𝗕𝘂𝗹𝗹𝗼𝘂𝘀 𝗣𝗲𝗺𝗽𝗵𝗶𝗴𝗼𝗶𝗱 Etiology: - Autoimmune disorder - IgG autoantibodies against BP180 (type XVII collagen) and BP230 - More common in elderly - Triggers: drugs (loop diuretics, penicillamine), trauma, burns, radiation Pathogenesis: - Autoantibodies attack hemidesmosomes → separation at the dermal–epidermal junction - Leads to subepidermal blister formation - Eosinophil-rich inflammatory response → tense, pruritic bullae Clinical Features: - Tense, large bullae (don’t rupture easily) - Intense pruritus often precedes blisters - Nikolsky negative - Usually in elderly - Lesions on trunk, flexures, abdomen, thighs - Mucosal involvement rare Treatment: - High-potency topical steroids (clobetasol) - first line - Systemic steroids for widespread disease - Immunosuppressants: azathioprine, mycophenolate, methotrexate - Doxycycline + nicotinamide for steroid-sparing - Treat triggers; supportive skin care FAQs: Q. How to differentiate from pemphigus vulgaris? - Pemphigoid: tense bullae, subepidermal, Nikolsky negative - Pemphigus vulgaris: flaccid bullae, suprabasal split, Nikolsky positive Q. Is mucosal involvement common? No - mucosa is usually spared (unlike pemphigus). Q. What does immunofluorescence show? Linear IgG and C3 deposition along the basement membrane. Q. Is this life-threatening? Not usually, but can be severe in frail elderly without treatment.

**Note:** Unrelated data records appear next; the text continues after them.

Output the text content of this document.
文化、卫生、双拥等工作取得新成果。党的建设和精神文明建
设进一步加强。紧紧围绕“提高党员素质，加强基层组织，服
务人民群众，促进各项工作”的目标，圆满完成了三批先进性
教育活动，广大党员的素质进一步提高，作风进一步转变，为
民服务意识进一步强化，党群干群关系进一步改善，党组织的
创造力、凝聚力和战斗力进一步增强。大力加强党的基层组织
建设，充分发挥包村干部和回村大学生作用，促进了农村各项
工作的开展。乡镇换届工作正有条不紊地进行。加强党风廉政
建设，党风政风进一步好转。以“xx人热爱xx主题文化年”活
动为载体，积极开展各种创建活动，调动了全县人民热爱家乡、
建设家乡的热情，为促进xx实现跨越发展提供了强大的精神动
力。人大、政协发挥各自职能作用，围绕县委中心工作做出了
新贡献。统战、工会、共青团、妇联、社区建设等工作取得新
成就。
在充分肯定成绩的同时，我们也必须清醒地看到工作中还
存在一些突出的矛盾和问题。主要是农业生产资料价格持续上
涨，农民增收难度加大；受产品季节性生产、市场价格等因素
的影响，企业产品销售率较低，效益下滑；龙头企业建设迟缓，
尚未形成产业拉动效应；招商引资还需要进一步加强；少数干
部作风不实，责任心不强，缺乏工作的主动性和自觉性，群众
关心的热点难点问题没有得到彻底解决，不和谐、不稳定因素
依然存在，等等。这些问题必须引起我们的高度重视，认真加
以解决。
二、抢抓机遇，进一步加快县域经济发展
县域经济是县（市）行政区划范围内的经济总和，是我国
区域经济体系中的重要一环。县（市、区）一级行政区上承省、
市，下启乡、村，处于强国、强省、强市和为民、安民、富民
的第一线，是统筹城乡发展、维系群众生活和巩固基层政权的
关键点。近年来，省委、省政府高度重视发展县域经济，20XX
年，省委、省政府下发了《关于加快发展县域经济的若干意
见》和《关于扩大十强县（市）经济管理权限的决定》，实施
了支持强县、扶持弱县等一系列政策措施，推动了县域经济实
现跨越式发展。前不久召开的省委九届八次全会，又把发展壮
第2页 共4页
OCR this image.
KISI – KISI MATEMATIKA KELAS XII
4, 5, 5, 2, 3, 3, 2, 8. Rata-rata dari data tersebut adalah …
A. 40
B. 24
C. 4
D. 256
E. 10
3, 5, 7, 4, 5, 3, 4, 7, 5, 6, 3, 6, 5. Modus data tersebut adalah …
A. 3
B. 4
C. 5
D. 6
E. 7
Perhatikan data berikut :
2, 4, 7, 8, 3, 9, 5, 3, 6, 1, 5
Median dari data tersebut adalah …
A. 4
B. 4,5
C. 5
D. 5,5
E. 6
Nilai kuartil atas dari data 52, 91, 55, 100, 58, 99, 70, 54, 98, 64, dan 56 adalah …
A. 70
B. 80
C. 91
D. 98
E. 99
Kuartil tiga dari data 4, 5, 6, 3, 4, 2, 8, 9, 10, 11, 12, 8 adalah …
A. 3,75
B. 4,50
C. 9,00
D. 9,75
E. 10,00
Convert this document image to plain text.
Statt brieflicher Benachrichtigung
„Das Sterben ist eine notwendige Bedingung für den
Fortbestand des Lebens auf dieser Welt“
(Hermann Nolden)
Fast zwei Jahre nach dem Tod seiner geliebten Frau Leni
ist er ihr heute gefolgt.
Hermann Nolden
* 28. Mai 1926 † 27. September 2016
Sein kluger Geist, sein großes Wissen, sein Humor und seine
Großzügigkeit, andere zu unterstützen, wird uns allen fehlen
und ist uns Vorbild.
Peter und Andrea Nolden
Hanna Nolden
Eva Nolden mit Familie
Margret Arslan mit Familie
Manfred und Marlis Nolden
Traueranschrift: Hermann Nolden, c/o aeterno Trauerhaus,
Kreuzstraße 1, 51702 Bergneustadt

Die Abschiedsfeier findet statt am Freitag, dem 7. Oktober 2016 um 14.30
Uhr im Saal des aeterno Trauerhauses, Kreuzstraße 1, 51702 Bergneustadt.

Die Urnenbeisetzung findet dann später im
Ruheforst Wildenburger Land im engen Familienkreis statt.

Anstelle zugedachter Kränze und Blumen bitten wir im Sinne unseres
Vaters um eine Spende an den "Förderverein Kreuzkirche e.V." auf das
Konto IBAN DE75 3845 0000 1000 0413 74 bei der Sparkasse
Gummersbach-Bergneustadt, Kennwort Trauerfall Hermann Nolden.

Ankle Clonus Rhythmic, involuntary, sustained contractions of the ankle muscles after sudden dorsiflexion → upper motor neuron (UMN) sign How is it elicited: - Patient relaxed, knee slightly flexed - Examiner suddenly dorsiflexes the foot and holds it - Observe for rhythmic plantarflexion beats - Sustained clonus = ≥3–5 beats or continuous Significance: - Indicates corticospinal tract (UMN) lesion - Reflects hyperreflexia due to loss of inhibitory control - Seen in: - Stroke - Spinal cord compression - Multiple sclerosis - Cervical myelopathy - Severe metabolic encephalopathy (rarely transient) FAQs: 1. Physiologic vs pathologic? - Unsustained (1–2 beats) may be normal - Sustained clonus = always pathological 2. Most commonly tested with? - Other UMN signs: ↑ tone, ↑ reflexes, Babinski sign 3. Difference from tremor? - Clonus is reflex-mediated and stimulus-dependent - Tremor is rhythmic but not stimulus-dependent

Prurigo Nodularis Etiology: - Chronic repeated scratching or rubbing of skin - Associated conditions: - Atopy - Chronic pruritus of any cause - Diabetes mellitus - Chronic kidney disease - Psychological stress or anxiety - Often related to a long-standing itch–scratch cycle Pathogenesis: - Persistent itching → repeated scratching - Leads to: - Epidermal hyperplasia - Hyperkeratosis - Dermal fibrosis - Neural proliferation - Results in formation of firm pruritic nodules - Scratching perpetuates lesion formation Clinical Features: - Multiple firm hyperpigmented nodules - Severe itching (key symptom) - Excoriations and crusting may be present - Common sites: - Extensor aspect of legs - Forearms - Chronic course - Post-inflammatory pigmentation around lesions Treatment: - Break the itch–scratch cycle - High-potency topical corticosteroids - Antihistamines for pruritus - Intralesional corticosteroid injections for nodules - Emollients - Treat underlying systemic cause of itching - Behavioral counseling if needed FAQs: Q1. What is the hallmark symptom? → Severe, persistent pruritus. Q2. Why do nodules form? → Chronic scratching causes fibrosis and epidermal thickening. Q3. Is prurigo nodularis infectious? → No. Q4. Most common site? → Extensor surface of legs. Q5. Key principle of management? → Interrupt the itch–scratch cycle.